Rotblat came from an assimilated Jewish family. He lost his father when he was little. After graduation from high school in 1937, he became a counsellor at the HaNoar HaTzioni youth organisation. During World War II he joined the Zionist Bnei Akiva youth movement. He lived with his mother Maria (Miriam) Rotblat at 44 Muranowska Street in Warsaw. In March 1943, Arie Wilner found refuge in their apartment. When the deportation to Treblinka extermination camp took place in the summer of 1942, Rotblat and his mother, director of an orphanage at 18 Mylna Street, hid a group of Jewish children in one of the houses in the ghetto.[1]
On February 22, 1943, he participated in the elimination of a Gestapo agent, Alfred Nossig.
Between January and April 1943, he took part in collecting weapons for ŻOB. He was also engaged in the production of weapons in the ghetto (hand grenades, petrol bombs).[2] On the eve of the Warsaw Ghetto Uprising in April 1943, he was appointed a commander of his group of Bnei Akiva members, and they fought in the so-called central ghetto area.
On May 8, 1943, he was with his mother in the bunker at 18 Mila Street when it was discovered by the Germans.

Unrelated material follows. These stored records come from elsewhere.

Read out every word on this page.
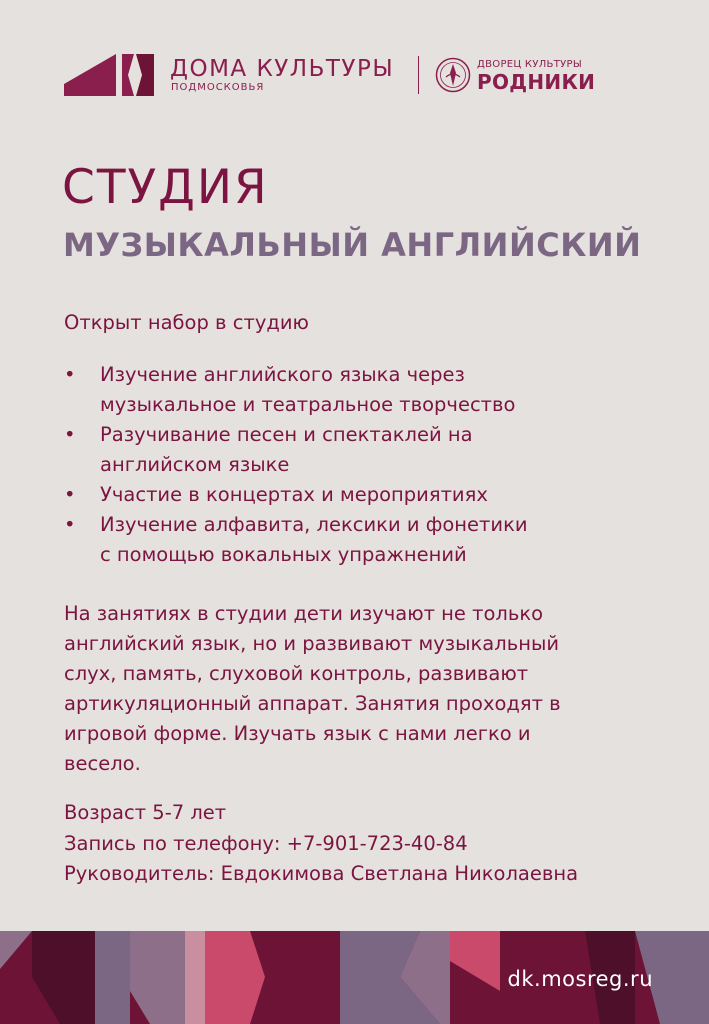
ДОМА КУЛЬТУРЫ
ПОДМОСКОВЬЯ
ДВОРЕЦ КУЛЬТУРЫ
РОДНИКИ
СТУДИЯ
МУЗЫКАЛЬНЫЙ АНГЛИЙСКИЙ
Открыт набор в студию
• Изучение английского языка через
музыкальное и театральное творчество
• Разучивание песен и спектаклей на
английском языке
• Участие в концертах и мероприятиях
• Изучение алфавита, лексики и фонетики
с помощью вокальных упражнений
На занятиях в студии дети изучают не только
английский язык, но и развивают музыкальный
слух, память, слуховой контроль, развивают
артикуляционный аппарат. Занятия проходят в
игровой форме. Изучать язык с нами легко и
весело.
Возраст 5-7 лет
Запись по телефону: +7-901-723-40-84
Руководитель: Евдокимова Светлана Николаевна
dk.mosreg.ru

The fighters did not want to surrender; and at command of Arie Wilner, most of fighters committed suicide. Rotblat shot his mother first, at her own request, then killed himself.

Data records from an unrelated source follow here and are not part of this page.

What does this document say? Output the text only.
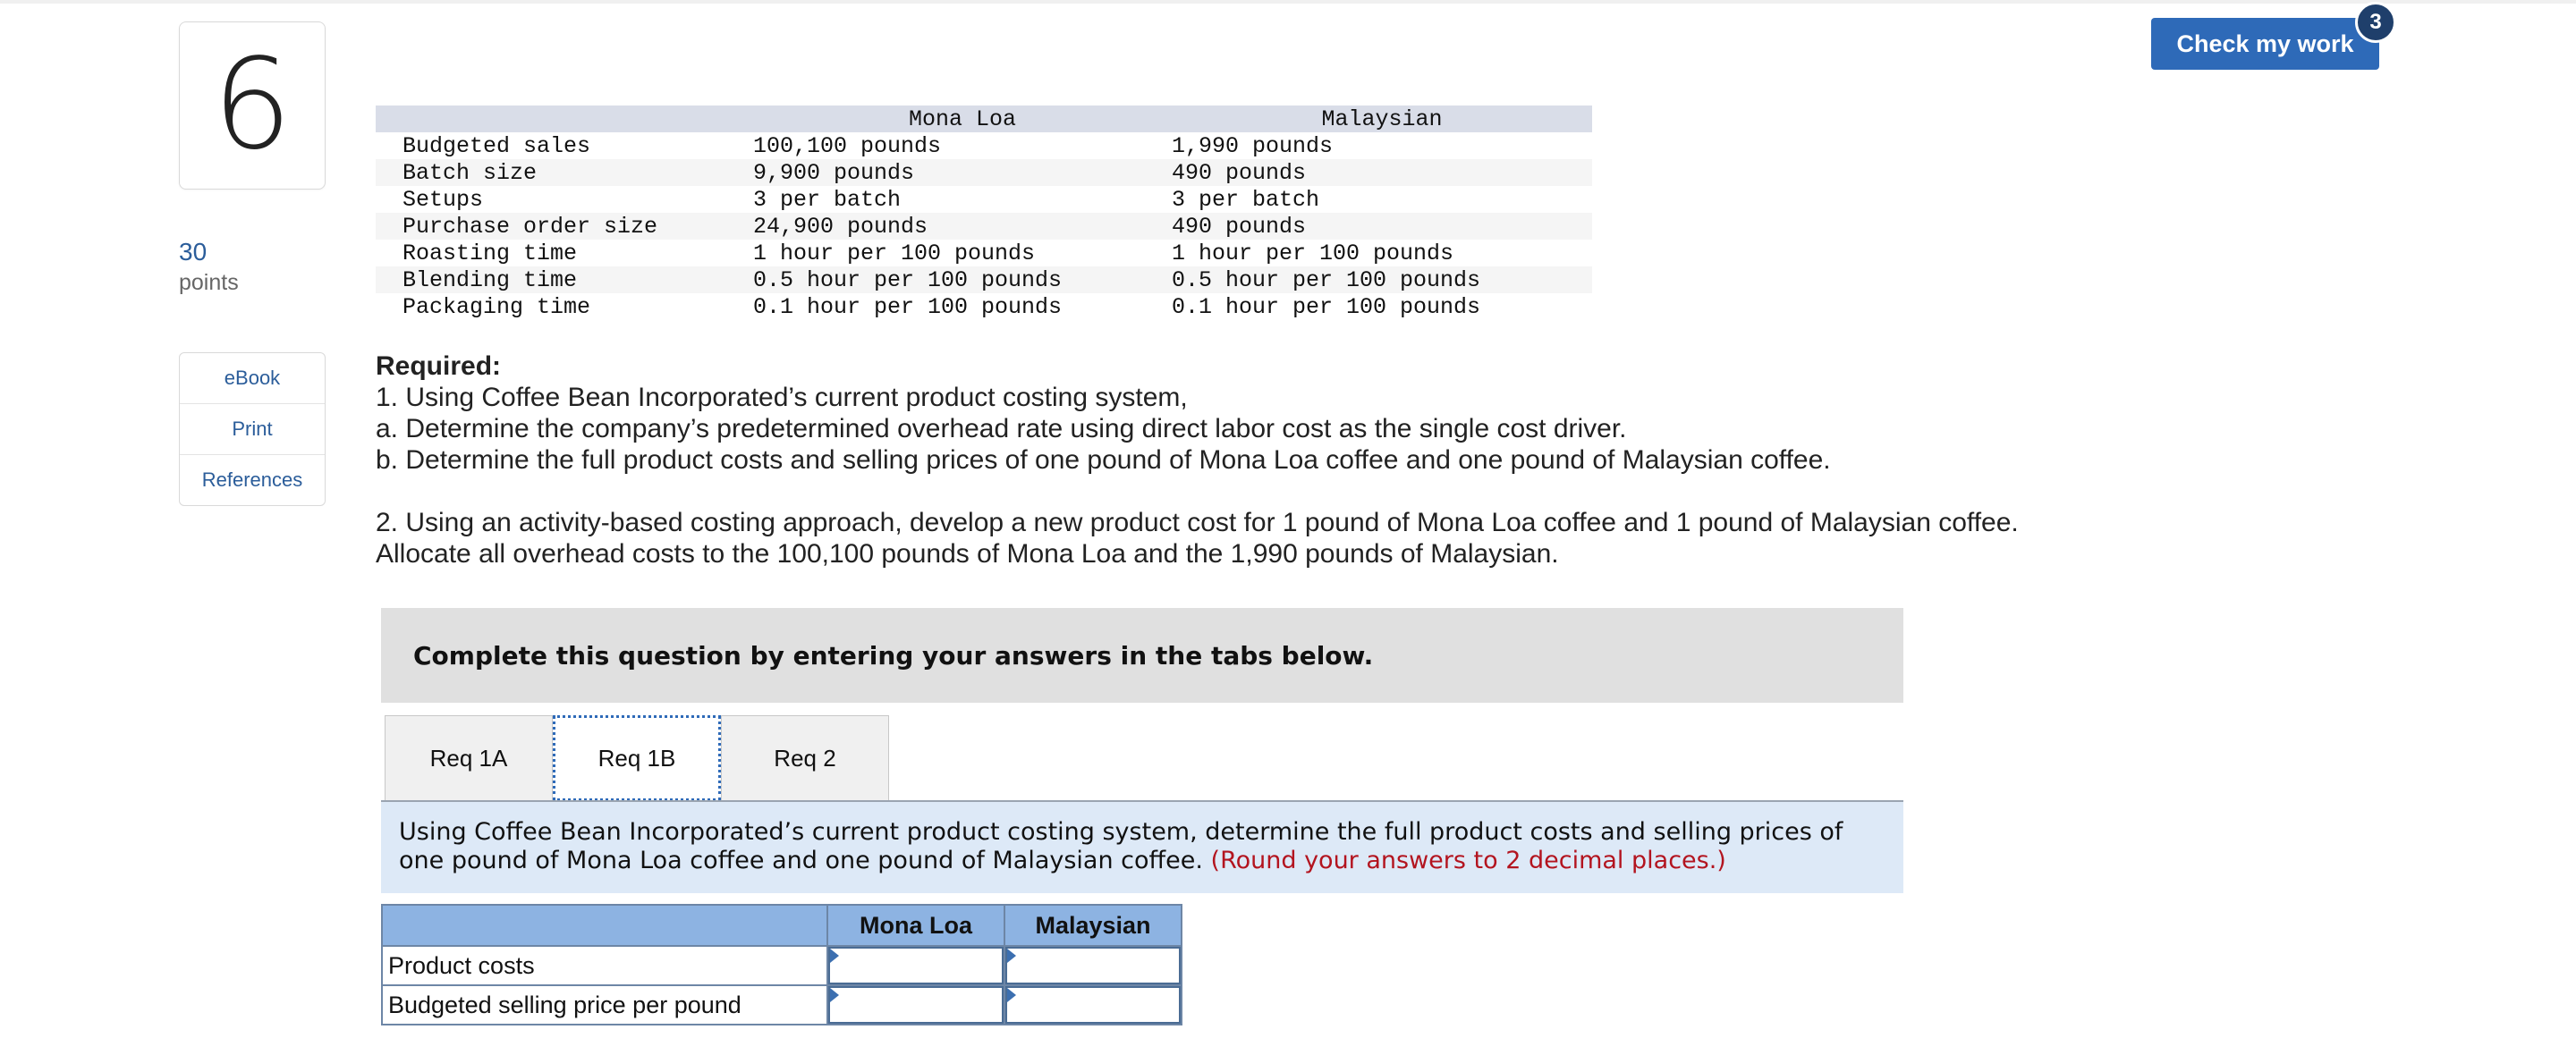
6
30
points
eBook
Print
References
Check my work
3
	Mona Loa	Malaysian
Budgeted sales	100,100 pounds	1,990 pounds
Batch size	9,900 pounds	490 pounds
Setups	3 per batch	3 per batch
Purchase order size	24,900 pounds	490 pounds
Roasting time	1 hour per 100 pounds	1 hour per 100 pounds
Blending time	0.5 hour per 100 pounds	0.5 hour per 100 pounds
Packaging time	0.1 hour per 100 pounds	0.1 hour per 100 pounds

Required:

1. Using Coffee Bean Incorporated’s current product costing system,

a. Determine the company’s predetermined overhead rate using direct labor cost as the single cost driver.

b. Determine the full product costs and selling prices of one pound of Mona Loa coffee and one pound of Malaysian coffee.

2. Using an activity-based costing approach, develop a new product cost for 1 pound of Mona Loa coffee and 1 pound of Malaysian coffee. Allocate all overhead costs to the 100,100 pounds of Mona Loa and the 1,990 pounds of Malaysian.

Complete this question by entering your answers in the tabs below.
Req 1A	Req 1B	Req 2
Using Coffee Bean Incorporated’s current product costing system, determine the full product costs and selling prices of one pound of Mona Loa coffee and one pound of Malaysian coffee. (Round your answers to 2 decimal places.)
	Mona Loa	Malaysian
Product costs	

Budgeted selling price per pound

Rotblat is buried in a mass grave along with other deceased ŻOB fighters in the place where they perished, as no exhumation was ever conducted.
Memorial
The name of Lutek Rotblat is engraved on the obelisk, set at the steps of the memorial known as Anielewicz Mound in 2006. It is among 51 names of fighters whose identities were established by historians.
References
Sources
- Grupińska, Anka (2003). Odczytanie Listy. Kraków: Wydawnictwo Literackie. p. 114. ISBN 83-08-03314-8.
- Lubetkin, Cywia (1999). Zagłada i powstanie. Warszawa: Wydawnictwo "Książka i Wiedza". p. 193. ISBN 83-05-13041-X.